We had a great time at the baby shower. Unfortunately, it just served as a minor commercial break in my master crafter plan. As we speak, there are 3 additional baby craft projects that I have yet to complete. I will be chaining myself to the sewing machine very soon. Send food. . . spinach artichoke dip, anyone?


Awesome Analysis

I have come to realize that the one thing I say consistently throughout the day (other than "Jackson, don't throw that") has become, "That's awesome." Unfortunately, this is stated in a most sarcastic way possible. Like this -

Fellow employee: "We're going to need for you to recap the area's performance from the last year, and we need that in the next hour or so . . . oh, and most of the systems are down."
Me: "Sure, that'll be awesome."

J1: "I have meetings every night this week."
Me: "Well, that's just awesome."

As a rabid linguaphile, such word overuse leads me to fear that I am single handedly reducing the power of language itself. This may seem a little over dramatic, but just try to utter the phrase, "That's hot" without feeling your own IQ drop a few points. Language in all its raw, transforming power . . .

So to redeem myself, I present to you a short definition of "awesome". Here's what the people of Webster's had to say:

Awe"some\, a.
1. Causing awe; appalling; awful; as, an awesome sight. --Wright.
2. Expressive of awe or terror.

My favorite part is that awe and terror are seemingly synonymous.

By the way, it has been an AWESOME week so far. . .


Hall of Fame

Molly has submitted another entry to the Backyard Terror Hall of Fame. One evening last week I went outside to check on her. This is what I found.

The unidentified green object to her left is the tree gator. It is the engenious device that wraps around the trunk of a tree and provides drip irrigation. The backyard tree is really suffering in the 100+ degree heat, so I thought I would help it out. Molly apparently disagreed with my backyard agricultural plans. The weirest part about this discovery is that the tree gator zips closed. So should I threaten her with her life for inflicting more backyard trauma or just call David Letterman and tell him I have the Unzipping Dog?
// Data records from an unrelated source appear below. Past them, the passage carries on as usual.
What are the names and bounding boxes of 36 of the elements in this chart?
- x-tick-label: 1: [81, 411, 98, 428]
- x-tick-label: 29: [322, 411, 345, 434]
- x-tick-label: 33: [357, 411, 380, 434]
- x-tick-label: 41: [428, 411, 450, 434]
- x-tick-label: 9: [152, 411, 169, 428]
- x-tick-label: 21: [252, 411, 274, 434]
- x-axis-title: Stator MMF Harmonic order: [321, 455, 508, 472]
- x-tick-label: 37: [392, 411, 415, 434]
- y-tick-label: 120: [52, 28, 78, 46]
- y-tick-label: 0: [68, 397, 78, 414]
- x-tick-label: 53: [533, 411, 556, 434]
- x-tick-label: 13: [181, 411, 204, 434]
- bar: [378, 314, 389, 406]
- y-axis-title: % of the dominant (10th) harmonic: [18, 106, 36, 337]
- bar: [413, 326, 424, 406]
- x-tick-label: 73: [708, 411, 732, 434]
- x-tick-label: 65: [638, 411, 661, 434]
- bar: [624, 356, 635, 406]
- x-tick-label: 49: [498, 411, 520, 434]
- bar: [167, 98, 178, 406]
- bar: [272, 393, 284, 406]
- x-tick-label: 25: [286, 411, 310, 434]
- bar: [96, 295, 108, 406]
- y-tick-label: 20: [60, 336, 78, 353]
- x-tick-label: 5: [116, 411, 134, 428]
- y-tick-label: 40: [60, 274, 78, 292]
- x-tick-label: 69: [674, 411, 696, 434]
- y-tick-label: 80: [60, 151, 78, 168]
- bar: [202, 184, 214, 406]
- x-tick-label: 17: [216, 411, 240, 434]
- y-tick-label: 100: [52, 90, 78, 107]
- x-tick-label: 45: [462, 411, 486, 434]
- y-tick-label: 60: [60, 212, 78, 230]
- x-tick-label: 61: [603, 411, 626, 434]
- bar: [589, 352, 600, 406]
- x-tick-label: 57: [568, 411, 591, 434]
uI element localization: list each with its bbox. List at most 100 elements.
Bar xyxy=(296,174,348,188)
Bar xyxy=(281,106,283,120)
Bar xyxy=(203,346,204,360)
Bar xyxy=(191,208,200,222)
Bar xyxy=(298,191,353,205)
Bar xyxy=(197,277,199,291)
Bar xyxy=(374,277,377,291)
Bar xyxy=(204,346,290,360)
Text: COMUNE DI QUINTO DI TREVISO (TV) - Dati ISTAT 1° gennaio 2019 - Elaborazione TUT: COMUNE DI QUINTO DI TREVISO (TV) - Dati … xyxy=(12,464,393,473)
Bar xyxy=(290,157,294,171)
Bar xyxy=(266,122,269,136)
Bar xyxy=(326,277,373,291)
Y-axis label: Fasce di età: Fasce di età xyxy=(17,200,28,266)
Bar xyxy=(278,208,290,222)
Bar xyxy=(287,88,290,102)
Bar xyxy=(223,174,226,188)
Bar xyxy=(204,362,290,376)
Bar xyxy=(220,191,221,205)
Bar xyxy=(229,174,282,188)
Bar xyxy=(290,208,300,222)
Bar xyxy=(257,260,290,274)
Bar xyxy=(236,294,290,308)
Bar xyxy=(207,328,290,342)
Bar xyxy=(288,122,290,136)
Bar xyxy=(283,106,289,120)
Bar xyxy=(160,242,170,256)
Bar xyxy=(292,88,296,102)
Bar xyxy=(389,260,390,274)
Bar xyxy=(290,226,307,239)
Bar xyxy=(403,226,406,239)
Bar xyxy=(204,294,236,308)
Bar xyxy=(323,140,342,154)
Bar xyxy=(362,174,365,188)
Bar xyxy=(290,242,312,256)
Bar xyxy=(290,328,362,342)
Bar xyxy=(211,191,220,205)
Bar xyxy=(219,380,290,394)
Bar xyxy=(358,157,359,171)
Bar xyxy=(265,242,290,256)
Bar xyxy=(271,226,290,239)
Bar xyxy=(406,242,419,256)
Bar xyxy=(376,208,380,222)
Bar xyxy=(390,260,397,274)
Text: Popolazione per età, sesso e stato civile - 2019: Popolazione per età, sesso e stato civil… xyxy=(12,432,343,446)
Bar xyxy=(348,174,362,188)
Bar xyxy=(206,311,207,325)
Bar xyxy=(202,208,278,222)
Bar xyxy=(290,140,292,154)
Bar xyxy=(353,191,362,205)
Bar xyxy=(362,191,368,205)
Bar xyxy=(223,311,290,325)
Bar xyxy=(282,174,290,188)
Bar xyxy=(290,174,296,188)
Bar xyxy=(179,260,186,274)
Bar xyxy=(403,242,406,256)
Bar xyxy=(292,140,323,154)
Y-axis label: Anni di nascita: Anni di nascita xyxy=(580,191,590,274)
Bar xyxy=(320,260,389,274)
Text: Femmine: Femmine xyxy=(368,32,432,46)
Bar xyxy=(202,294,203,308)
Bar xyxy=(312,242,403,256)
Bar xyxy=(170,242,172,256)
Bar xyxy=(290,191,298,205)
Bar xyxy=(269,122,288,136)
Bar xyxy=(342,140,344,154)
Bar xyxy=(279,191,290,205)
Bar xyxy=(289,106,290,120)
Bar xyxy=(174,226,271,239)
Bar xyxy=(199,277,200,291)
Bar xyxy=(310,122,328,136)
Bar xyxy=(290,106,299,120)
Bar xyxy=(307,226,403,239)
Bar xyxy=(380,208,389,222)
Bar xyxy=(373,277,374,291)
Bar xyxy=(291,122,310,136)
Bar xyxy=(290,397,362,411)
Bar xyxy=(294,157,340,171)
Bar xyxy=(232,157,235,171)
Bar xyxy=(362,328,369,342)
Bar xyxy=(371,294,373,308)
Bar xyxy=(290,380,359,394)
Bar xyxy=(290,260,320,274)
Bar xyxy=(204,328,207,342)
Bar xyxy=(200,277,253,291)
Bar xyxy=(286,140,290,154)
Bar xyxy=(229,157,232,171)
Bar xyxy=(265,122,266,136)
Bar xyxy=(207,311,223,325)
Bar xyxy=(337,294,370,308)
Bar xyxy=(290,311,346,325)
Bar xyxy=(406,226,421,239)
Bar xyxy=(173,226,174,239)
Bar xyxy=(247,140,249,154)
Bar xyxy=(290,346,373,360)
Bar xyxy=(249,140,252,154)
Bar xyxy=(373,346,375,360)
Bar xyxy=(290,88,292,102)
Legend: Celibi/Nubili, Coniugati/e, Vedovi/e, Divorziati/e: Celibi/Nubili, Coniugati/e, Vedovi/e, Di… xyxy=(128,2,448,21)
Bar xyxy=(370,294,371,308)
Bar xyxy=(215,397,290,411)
Molly's previous entries for the Backyard Terror Hall of Fame include ripping off a sprinkler head, dismantling a hose nozzel, and attempting her own Big Dig.


Bye Bye Bennigan's

I think that it's the Turkey O'Toole I will miss the most. Though I have not been to a Bennigan's in quite some time, I must say that I was sad to see it disappear from the restaurant landscape this week. There were plenty of signs that this dining establishment was dying a slow death, but as soon as it was gone I was hungry for the turkey sandwich of the Irish. It's the Chick-Fil-A effect - they are only closed one day of the week, but which day do I most often think, "You know, I could go for some nuggets right about now." So now I am left to hunger for delicious pretzel bread. I did go so far as to search to see who else might offer pretzel bread. All I got back was a recipe. It involved yeast and kneading. I think I will pass.